Open pickle jars? Best way to get to those tasty pickles. Open relationships? I could see how they can work, although they require a level of trust rarely seen in this day’s age. Open bars? Love ’em. But open letters? Let me tell you – there’s another way.

Find a mailing address, or an email. Most websites contain the relevant email. Don’t expect them to haphazardly run into your message that happens to be directed to them specifically. There’s always an intended recipient, and that’s who should receive it. You need to find a way to navigate the world until you end up in only that person’s hands.
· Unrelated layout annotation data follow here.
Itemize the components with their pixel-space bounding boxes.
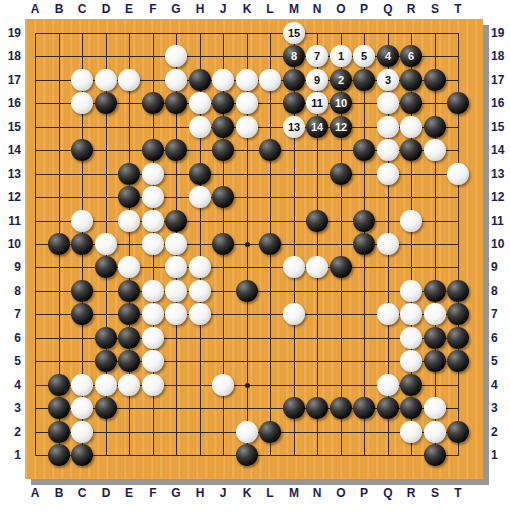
column-label-top: T: [447, 2, 469, 16]
column-label-bottom: P: [353, 486, 375, 500]
column-label-bottom: B: [48, 486, 70, 500]
white-stone[interactable]: [424, 303, 446, 325]
column-label-top: N: [306, 2, 328, 16]
black-stone[interactable]: [48, 444, 70, 466]
black-stone[interactable]: [424, 280, 446, 302]
white-stone[interactable]: [142, 163, 164, 185]
white-stone[interactable]: 3: [377, 69, 399, 91]
black-stone[interactable]: [165, 139, 187, 161]
grid-line-vertical: [435, 33, 436, 456]
white-stone[interactable]: 13: [283, 116, 305, 138]
white-stone[interactable]: [165, 45, 187, 67]
row-label-left: 17: [1, 73, 21, 87]
black-stone[interactable]: [189, 163, 211, 185]
star-point: [245, 383, 250, 388]
white-stone[interactable]: [118, 374, 140, 396]
row-label-right: 1: [491, 448, 510, 462]
move-number: 5: [361, 51, 367, 62]
white-stone[interactable]: [400, 210, 422, 232]
black-stone[interactable]: [400, 397, 422, 419]
white-stone[interactable]: [142, 280, 164, 302]
white-stone[interactable]: [377, 163, 399, 185]
white-stone[interactable]: [71, 374, 93, 396]
black-stone[interactable]: [118, 327, 140, 349]
white-stone[interactable]: [306, 256, 328, 278]
move-number: 9: [314, 75, 320, 86]
row-label-left: 7: [1, 307, 21, 321]
white-stone[interactable]: [142, 303, 164, 325]
black-stone[interactable]: [447, 327, 469, 349]
white-stone[interactable]: [236, 69, 258, 91]
black-stone[interactable]: [165, 210, 187, 232]
black-stone[interactable]: [259, 233, 281, 255]
black-stone[interactable]: [48, 397, 70, 419]
white-stone[interactable]: [236, 92, 258, 114]
column-label-bottom: K: [236, 486, 258, 500]
column-label-top: M: [283, 2, 305, 16]
move-number: 2: [338, 75, 344, 86]
column-label-bottom: G: [165, 486, 187, 500]
black-stone[interactable]: [424, 116, 446, 138]
white-stone[interactable]: [71, 421, 93, 443]
black-stone[interactable]: [71, 444, 93, 466]
row-label-left: 6: [1, 331, 21, 345]
white-stone[interactable]: [165, 303, 187, 325]
black-stone[interactable]: [400, 92, 422, 114]
black-stone[interactable]: [259, 139, 281, 161]
white-stone[interactable]: 1: [330, 45, 352, 67]
column-label-bottom: A: [24, 486, 46, 500]
black-stone[interactable]: [71, 139, 93, 161]
black-stone[interactable]: [447, 421, 469, 443]
white-stone[interactable]: [189, 280, 211, 302]
black-stone[interactable]: [283, 69, 305, 91]
white-stone[interactable]: [142, 327, 164, 349]
column-label-top: Q: [377, 2, 399, 16]
black-stone[interactable]: 4: [377, 45, 399, 67]
white-stone[interactable]: [400, 350, 422, 372]
row-label-right: 7: [491, 307, 510, 321]
white-stone[interactable]: [283, 256, 305, 278]
white-stone[interactable]: [377, 233, 399, 255]
black-stone[interactable]: [118, 186, 140, 208]
row-label-right: 14: [491, 143, 510, 157]
row-label-right: 3: [491, 401, 510, 415]
move-number: 15: [288, 28, 300, 39]
column-label-top: J: [212, 2, 234, 16]
black-stone[interactable]: [95, 350, 117, 372]
black-stone[interactable]: [189, 69, 211, 91]
column-label-bottom: Q: [377, 486, 399, 500]
white-stone[interactable]: [236, 116, 258, 138]
row-label-right: 12: [491, 190, 510, 204]
row-label-left: 2: [1, 425, 21, 439]
column-label-top: B: [48, 2, 70, 16]
black-stone[interactable]: [95, 327, 117, 349]
column-label-top: L: [259, 2, 281, 16]
white-stone[interactable]: [377, 374, 399, 396]
row-label-left: 3: [1, 401, 21, 415]
black-stone[interactable]: 6: [400, 45, 422, 67]
white-stone[interactable]: [165, 280, 187, 302]
black-stone[interactable]: [142, 139, 164, 161]
black-stone[interactable]: [95, 256, 117, 278]
move-number: 6: [408, 51, 414, 62]
move-number: 4: [385, 51, 391, 62]
white-stone[interactable]: [165, 69, 187, 91]
column-label-top: K: [236, 2, 258, 16]
move-number: 8: [291, 51, 297, 62]
black-stone[interactable]: [306, 397, 328, 419]
row-label-right: 19: [491, 26, 510, 40]
column-label-bottom: H: [189, 486, 211, 500]
column-label-bottom: C: [71, 486, 93, 500]
white-stone[interactable]: [71, 92, 93, 114]
black-stone[interactable]: [118, 350, 140, 372]
white-stone[interactable]: [142, 186, 164, 208]
black-stone[interactable]: [353, 397, 375, 419]
row-label-right: 13: [491, 167, 510, 181]
column-label-top: A: [24, 2, 46, 16]
black-stone[interactable]: [71, 233, 93, 255]
move-number: 11: [311, 98, 323, 109]
white-stone[interactable]: [118, 210, 140, 232]
column-label-top: O: [330, 2, 352, 16]
white-stone[interactable]: 9: [306, 69, 328, 91]
move-number: 3: [385, 75, 391, 86]
white-stone[interactable]: [283, 303, 305, 325]
black-stone[interactable]: [353, 69, 375, 91]
black-stone[interactable]: [424, 444, 446, 466]
row-label-right: 2: [491, 425, 510, 439]
black-stone[interactable]: [259, 421, 281, 443]
black-stone[interactable]: [48, 233, 70, 255]
black-stone[interactable]: [212, 186, 234, 208]
black-stone[interactable]: 8: [283, 45, 305, 67]
column-label-bottom: J: [212, 486, 234, 500]
black-stone[interactable]: [447, 92, 469, 114]
move-number: 1: [338, 51, 344, 62]
star-point: [245, 242, 250, 247]
white-stone[interactable]: [400, 280, 422, 302]
black-stone[interactable]: [330, 163, 352, 185]
column-label-top: P: [353, 2, 375, 16]
white-stone[interactable]: [424, 421, 446, 443]
white-stone[interactable]: [71, 69, 93, 91]
row-label-right: 5: [491, 354, 510, 368]
row-label-right: 17: [491, 73, 510, 87]
row-label-left: 5: [1, 354, 21, 368]
column-label-bottom: E: [118, 486, 140, 500]
white-stone[interactable]: [400, 421, 422, 443]
black-stone[interactable]: [424, 350, 446, 372]
column-label-bottom: N: [306, 486, 328, 500]
black-stone[interactable]: [330, 397, 352, 419]
move-number: 14: [311, 122, 323, 133]
white-stone[interactable]: [189, 256, 211, 278]
row-label-right: 11: [491, 214, 510, 228]
column-label-top: S: [424, 2, 446, 16]
white-stone[interactable]: [400, 116, 422, 138]
black-stone[interactable]: [377, 397, 399, 419]
black-stone[interactable]: [95, 397, 117, 419]
row-label-left: 9: [1, 260, 21, 274]
column-label-top: F: [142, 2, 164, 16]
row-label-left: 10: [1, 237, 21, 251]
white-stone[interactable]: [212, 69, 234, 91]
row-label-left: 12: [1, 190, 21, 204]
white-stone[interactable]: [189, 186, 211, 208]
row-label-left: 18: [1, 49, 21, 63]
column-label-bottom: R: [400, 486, 422, 500]
black-stone[interactable]: [447, 350, 469, 372]
column-label-bottom: S: [424, 486, 446, 500]
column-label-bottom: D: [95, 486, 117, 500]
black-stone[interactable]: [71, 303, 93, 325]
black-stone[interactable]: 2: [330, 69, 352, 91]
row-label-left: 13: [1, 167, 21, 181]
black-stone[interactable]: [212, 139, 234, 161]
column-label-bottom: M: [283, 486, 305, 500]
black-stone[interactable]: [330, 256, 352, 278]
column-label-top: D: [95, 2, 117, 16]
row-label-left: 8: [1, 284, 21, 298]
row-label-left: 15: [1, 120, 21, 134]
row-label-right: 16: [491, 96, 510, 110]
white-stone[interactable]: 15: [283, 22, 305, 44]
white-stone[interactable]: [189, 303, 211, 325]
white-stone[interactable]: [142, 350, 164, 372]
white-stone[interactable]: [95, 69, 117, 91]
black-stone[interactable]: [236, 280, 258, 302]
row-label-right: 9: [491, 260, 510, 274]
black-stone[interactable]: 14: [306, 116, 328, 138]
column-label-top: H: [189, 2, 211, 16]
column-label-bottom: O: [330, 486, 352, 500]
column-label-top: R: [400, 2, 422, 16]
white-stone[interactable]: [212, 374, 234, 396]
white-stone[interactable]: [95, 374, 117, 396]
row-label-right: 6: [491, 331, 510, 345]
row-label-right: 15: [491, 120, 510, 134]
white-stone[interactable]: [142, 210, 164, 232]
column-label-bottom: T: [447, 486, 469, 500]
black-stone[interactable]: [71, 280, 93, 302]
white-stone[interactable]: [236, 421, 258, 443]
black-stone[interactable]: 12: [330, 116, 352, 138]
white-stone[interactable]: [189, 116, 211, 138]
black-stone[interactable]: [353, 233, 375, 255]
move-number: 7: [314, 51, 320, 62]
move-number: 13: [288, 122, 300, 133]
column-label-top: G: [165, 2, 187, 16]
white-stone[interactable]: [259, 69, 281, 91]
black-stone[interactable]: [212, 92, 234, 114]
move-number: 12: [335, 122, 347, 133]
white-stone[interactable]: [424, 397, 446, 419]
white-stone[interactable]: [447, 163, 469, 185]
black-stone[interactable]: [118, 280, 140, 302]
white-stone[interactable]: [142, 233, 164, 255]
white-stone[interactable]: [377, 303, 399, 325]
go-board-app: 158715469231110131412AABBCCDDEEFFGGHHJJK…: [0, 0, 510, 512]
black-stone[interactable]: [447, 303, 469, 325]
black-stone[interactable]: [400, 374, 422, 396]
white-stone[interactable]: 5: [353, 45, 375, 67]
black-stone[interactable]: [212, 116, 234, 138]
row-label-right: 8: [491, 284, 510, 298]
white-stone[interactable]: [118, 69, 140, 91]
column-label-top: C: [71, 2, 93, 16]
row-label-right: 18: [491, 49, 510, 63]
black-stone[interactable]: [283, 92, 305, 114]
white-stone[interactable]: [71, 397, 93, 419]
black-stone[interactable]: [447, 280, 469, 302]
black-stone[interactable]: [118, 163, 140, 185]
column-label-top: E: [118, 2, 140, 16]
black-stone[interactable]: [424, 69, 446, 91]
white-stone[interactable]: [189, 92, 211, 114]
row-label-right: 4: [491, 378, 510, 392]
black-stone[interactable]: [283, 397, 305, 419]
white-stone[interactable]: [142, 374, 164, 396]
row-label-left: 14: [1, 143, 21, 157]
row-label-left: 11: [1, 214, 21, 228]
row-label-left: 4: [1, 378, 21, 392]
row-label-left: 19: [1, 26, 21, 40]
black-stone[interactable]: [306, 210, 328, 232]
white-stone[interactable]: [424, 139, 446, 161]
grid-line-vertical: [35, 33, 36, 456]
black-stone[interactable]: [48, 374, 70, 396]
black-stone[interactable]: [353, 210, 375, 232]
black-stone[interactable]: [212, 233, 234, 255]
white-stone[interactable]: [377, 116, 399, 138]
white-stone[interactable]: [377, 92, 399, 114]
white-stone[interactable]: 7: [306, 45, 328, 67]
white-stone[interactable]: [400, 327, 422, 349]
black-stone[interactable]: [400, 69, 422, 91]
white-stone[interactable]: 11: [306, 92, 328, 114]
row-label-left: 1: [1, 448, 21, 462]
column-label-bottom: L: [259, 486, 281, 500]
white-stone[interactable]: [165, 256, 187, 278]
white-stone[interactable]: [71, 210, 93, 232]
black-stone[interactable]: [118, 303, 140, 325]
black-stone[interactable]: [48, 421, 70, 443]
white-stone[interactable]: [400, 303, 422, 325]
column-label-bottom: F: [142, 486, 164, 500]
black-stone[interactable]: 10: [330, 92, 352, 114]
white-stone[interactable]: [95, 233, 117, 255]
black-stone[interactable]: [353, 139, 375, 161]
white-stone[interactable]: [118, 256, 140, 278]
black-stone[interactable]: [142, 92, 164, 114]
black-stone[interactable]: [95, 92, 117, 114]
white-stone[interactable]: [165, 233, 187, 255]
white-stone[interactable]: [377, 139, 399, 161]
black-stone[interactable]: [400, 139, 422, 161]
move-number: 10: [335, 98, 347, 109]
black-stone[interactable]: [424, 327, 446, 349]
row-label-left: 16: [1, 96, 21, 110]
black-stone[interactable]: [236, 444, 258, 466]
row-label-right: 10: [491, 237, 510, 251]
black-stone[interactable]: [165, 92, 187, 114]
Your directive needs to be clear, as you know, and persuasive and strong and undeviating, but also relatable and sincere. You’re not going to change anyone’s mind by getting everyone else to yell at them. You need to connect with the target on a human level and get them to discover their own situational flaws without excess antagonism.

Yet here you stand, existing primarily to lift your writer up, so they can show others in the blogging orb how smartly opinionated they are. The general public will agree or disagree, form an opinion of this writer, and then move on to the next item in their own information cycle. Nobody is swayed, nothing is gained. You perpetuate the dichotomous polarization we need to destroy. Red and blue, right and left. Whatever happened to me and you? Let’s finally take that duo on for size. It’s time you pull yourself out of this crazy world and become what you should have always been, a personal and private and closed letter, heretofore known as a letter.

[Editor’s disclaimer: This has been acknowledged as a Bojackian reference, elaborated for effect.]